The Supreme Court on Wednesday, in a Special Leave Petition challenging an order of the Gujarat High Court, refused to entertain the plea by a former NCLT member, Manorama Kumari seeking reappointment to the post. The first prayer was to issue directions to the Ministry of Corporate Affairs, Union of India, to complete the process of reappointment of the petitioner within the time period. The second prayer was for directions to frame a 'rational and transparent' policy giving emphasis to the legislative mandate in Section 413 of the Companies Act, 2013 in order to maintain the independence of the judicial officers.

It is to be noted, that the High Court in the impugned order dated November 29, 2022, had observed, “Merely because the petitioner has shown her willingness to be considered, merely because she is liable to be considered and merely because she has opted for reappointment, could not be ground to seek writ from the Court that her appointment process may be completed”.

The bench led by Chief Justice of India D.Y. Chandrachud also comprising Justice J.B. Pardiwala and Justice Manoj Misra heard the matter.

Senior Advocate Percy Kavina appeared for the petitioner.

In the present matter, the petitioner was appointed as a judicial member of the National Company Law Tribunal on June 1, 2016, in terms of section 413 of the Companies Act.

Accordingly, the petitioner held office for 5 years while she had sent her willingness on February 2, 2021, to continue as Judicial Member, of NCLT for another term of 5 years.

It is pertinent to note that the petitioner had already served for a term of five years and stands retired.

Subsequently, the respondent issued a Circular dated July 12, 2022, regarding the filling up of 8 posts of Judicial Member and 11 Posts of Technical Members in the National Company Law Tribunal by inviting online applications.

The para 7 of the Circular read, "Every Member shall hold office for a period of five years from the date on which he/she enters upon his/her office, but shall be eligible for re-appointment for another term of 5 years. The term of appointment is, however, subject to the maximum age limit of sixty-five years."

Therefore, pressing on the same condition, the petitioner contended that she as a member was eligible to be reappointed after consumption of a term of 5 years subject to the maximum age limit of 65 years. It was further highlighted that ‘expeditious appointments stand as the bedrock for the independence of judicial institutions.

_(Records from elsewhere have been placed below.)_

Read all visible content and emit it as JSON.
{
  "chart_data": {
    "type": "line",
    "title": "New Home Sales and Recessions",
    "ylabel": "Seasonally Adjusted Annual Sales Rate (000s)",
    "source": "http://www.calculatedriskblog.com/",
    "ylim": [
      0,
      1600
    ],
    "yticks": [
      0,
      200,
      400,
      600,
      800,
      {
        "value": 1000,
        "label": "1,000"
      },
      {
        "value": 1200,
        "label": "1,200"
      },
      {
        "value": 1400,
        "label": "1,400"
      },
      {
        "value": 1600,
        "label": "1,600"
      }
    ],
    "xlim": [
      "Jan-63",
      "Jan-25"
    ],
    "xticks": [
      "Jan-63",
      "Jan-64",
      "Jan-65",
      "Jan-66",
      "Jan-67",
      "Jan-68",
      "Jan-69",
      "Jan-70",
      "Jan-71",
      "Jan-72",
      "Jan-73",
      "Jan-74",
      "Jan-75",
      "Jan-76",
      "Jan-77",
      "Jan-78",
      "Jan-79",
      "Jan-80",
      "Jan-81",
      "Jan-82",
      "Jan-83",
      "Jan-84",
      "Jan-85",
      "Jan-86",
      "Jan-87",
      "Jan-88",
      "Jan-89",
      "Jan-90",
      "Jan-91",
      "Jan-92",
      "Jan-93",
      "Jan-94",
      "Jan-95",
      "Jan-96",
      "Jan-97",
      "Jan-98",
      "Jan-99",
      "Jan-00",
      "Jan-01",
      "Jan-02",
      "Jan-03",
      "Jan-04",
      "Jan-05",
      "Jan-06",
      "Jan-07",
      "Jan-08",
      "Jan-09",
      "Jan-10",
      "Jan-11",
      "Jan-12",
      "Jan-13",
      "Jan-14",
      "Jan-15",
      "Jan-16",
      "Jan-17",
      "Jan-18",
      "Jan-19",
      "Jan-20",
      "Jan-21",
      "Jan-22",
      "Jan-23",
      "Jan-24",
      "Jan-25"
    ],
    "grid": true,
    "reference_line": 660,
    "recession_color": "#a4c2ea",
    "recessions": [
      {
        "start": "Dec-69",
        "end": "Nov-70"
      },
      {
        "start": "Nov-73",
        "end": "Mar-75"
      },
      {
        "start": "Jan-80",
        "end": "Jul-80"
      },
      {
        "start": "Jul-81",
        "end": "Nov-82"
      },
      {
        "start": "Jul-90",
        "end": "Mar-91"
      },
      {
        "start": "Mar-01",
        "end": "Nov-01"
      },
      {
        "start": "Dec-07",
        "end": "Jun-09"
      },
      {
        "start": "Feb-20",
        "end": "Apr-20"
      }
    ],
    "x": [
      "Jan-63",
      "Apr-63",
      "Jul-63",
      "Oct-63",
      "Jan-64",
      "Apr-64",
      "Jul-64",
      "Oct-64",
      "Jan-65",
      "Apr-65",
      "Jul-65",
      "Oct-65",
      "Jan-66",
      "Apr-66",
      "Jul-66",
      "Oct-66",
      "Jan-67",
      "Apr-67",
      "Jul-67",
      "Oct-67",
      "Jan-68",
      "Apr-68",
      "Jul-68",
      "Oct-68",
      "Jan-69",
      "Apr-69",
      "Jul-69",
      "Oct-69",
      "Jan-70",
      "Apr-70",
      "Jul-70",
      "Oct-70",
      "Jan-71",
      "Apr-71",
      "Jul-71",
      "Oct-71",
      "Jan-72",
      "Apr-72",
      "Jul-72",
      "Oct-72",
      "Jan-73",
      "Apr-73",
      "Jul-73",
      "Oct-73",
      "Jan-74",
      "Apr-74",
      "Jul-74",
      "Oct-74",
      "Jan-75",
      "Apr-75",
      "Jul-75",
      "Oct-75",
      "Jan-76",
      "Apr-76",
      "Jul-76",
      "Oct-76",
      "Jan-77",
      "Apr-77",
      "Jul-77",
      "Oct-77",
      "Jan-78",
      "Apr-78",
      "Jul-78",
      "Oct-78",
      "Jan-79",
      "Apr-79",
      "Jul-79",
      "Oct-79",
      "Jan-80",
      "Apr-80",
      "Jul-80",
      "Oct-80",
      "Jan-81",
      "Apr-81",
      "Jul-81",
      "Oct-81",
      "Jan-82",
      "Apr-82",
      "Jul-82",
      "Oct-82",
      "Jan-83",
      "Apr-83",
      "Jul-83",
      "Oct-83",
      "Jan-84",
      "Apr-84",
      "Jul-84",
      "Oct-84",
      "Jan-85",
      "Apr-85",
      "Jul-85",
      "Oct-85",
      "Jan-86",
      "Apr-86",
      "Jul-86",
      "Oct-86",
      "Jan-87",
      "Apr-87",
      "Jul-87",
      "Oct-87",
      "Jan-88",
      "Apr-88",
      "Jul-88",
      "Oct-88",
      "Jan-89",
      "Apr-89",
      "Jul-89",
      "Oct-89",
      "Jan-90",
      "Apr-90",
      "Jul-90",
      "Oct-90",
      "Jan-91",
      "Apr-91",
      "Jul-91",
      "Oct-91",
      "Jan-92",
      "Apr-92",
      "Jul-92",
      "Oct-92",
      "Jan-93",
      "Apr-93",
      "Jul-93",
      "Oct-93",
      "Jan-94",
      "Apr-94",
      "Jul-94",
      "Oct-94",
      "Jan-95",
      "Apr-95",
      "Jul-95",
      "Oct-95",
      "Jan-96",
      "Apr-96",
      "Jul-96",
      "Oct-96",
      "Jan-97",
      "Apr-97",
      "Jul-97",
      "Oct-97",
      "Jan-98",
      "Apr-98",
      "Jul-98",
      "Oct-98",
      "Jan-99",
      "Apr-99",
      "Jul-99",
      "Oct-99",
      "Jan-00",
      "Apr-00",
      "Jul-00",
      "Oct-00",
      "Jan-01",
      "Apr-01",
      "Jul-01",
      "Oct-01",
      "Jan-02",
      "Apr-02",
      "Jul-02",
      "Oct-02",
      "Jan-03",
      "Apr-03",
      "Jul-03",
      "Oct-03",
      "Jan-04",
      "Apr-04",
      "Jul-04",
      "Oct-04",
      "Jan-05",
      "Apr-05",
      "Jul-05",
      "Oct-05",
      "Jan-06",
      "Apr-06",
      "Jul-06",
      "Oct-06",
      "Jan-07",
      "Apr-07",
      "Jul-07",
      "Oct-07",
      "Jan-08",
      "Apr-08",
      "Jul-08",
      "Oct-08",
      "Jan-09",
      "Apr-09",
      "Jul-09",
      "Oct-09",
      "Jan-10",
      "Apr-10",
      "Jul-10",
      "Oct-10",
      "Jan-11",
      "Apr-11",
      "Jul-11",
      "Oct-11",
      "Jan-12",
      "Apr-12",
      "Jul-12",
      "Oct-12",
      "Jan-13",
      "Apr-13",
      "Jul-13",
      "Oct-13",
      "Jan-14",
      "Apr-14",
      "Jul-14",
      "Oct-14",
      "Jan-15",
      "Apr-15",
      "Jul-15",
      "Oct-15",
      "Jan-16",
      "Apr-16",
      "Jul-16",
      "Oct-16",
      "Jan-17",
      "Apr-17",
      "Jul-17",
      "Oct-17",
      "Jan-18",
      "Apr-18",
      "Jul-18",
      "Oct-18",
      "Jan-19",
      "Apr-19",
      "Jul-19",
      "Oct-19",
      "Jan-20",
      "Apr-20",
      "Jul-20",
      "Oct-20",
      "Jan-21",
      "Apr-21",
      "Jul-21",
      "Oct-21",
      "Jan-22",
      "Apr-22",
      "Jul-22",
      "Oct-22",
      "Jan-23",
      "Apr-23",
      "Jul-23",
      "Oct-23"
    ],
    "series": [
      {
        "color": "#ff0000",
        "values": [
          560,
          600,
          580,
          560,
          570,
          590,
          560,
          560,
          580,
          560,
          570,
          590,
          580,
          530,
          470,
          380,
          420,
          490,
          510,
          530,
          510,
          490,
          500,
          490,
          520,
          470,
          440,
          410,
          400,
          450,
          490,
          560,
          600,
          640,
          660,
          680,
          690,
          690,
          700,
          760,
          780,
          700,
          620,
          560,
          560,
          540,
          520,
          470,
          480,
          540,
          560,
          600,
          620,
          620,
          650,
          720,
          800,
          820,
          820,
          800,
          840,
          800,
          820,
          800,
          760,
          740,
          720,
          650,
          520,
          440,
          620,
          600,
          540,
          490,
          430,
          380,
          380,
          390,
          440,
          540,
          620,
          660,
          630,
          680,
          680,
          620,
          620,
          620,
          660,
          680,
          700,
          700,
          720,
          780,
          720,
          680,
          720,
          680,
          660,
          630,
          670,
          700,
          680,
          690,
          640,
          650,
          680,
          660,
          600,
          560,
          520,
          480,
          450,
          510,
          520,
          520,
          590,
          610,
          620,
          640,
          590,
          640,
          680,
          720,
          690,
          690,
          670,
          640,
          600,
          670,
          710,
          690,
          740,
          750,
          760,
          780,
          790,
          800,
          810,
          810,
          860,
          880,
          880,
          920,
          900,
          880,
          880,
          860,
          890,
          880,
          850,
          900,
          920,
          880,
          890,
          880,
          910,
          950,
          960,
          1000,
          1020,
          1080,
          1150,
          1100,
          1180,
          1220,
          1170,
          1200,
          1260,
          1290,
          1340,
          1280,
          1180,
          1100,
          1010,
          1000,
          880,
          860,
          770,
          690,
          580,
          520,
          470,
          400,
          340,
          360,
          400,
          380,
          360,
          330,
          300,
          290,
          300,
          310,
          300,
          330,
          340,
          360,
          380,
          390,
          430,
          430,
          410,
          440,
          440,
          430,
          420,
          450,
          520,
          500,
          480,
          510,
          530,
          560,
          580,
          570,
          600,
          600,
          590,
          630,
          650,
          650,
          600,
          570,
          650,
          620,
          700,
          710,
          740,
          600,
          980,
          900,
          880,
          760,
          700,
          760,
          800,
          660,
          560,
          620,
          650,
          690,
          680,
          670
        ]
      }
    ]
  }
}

However, a bench of Justice N.V. Anjaria and Justice Sandeep N. Bhatt of the Gujarat High Court while refusing to grant relief to the petitioner had observed, “The petitioner's case could be at the best considered along with other aspiring candidates in accordance with law and on its own merits. Upon being queried, learned senior advocate for the petitioner stated that five persons have been seeking appointment as Members of the Tribunal. Any direction or observation in respect of the petitioner in particular to complete the process cannot be granted”.

On the second prayer, the Court had observed, “It has to be only stated in this regard that the authorities cannot be presumed to be not alive to sub-serve the interests of NCLT and act in accordance with the directions of the Supreme Court as above. No further direction is necessary”.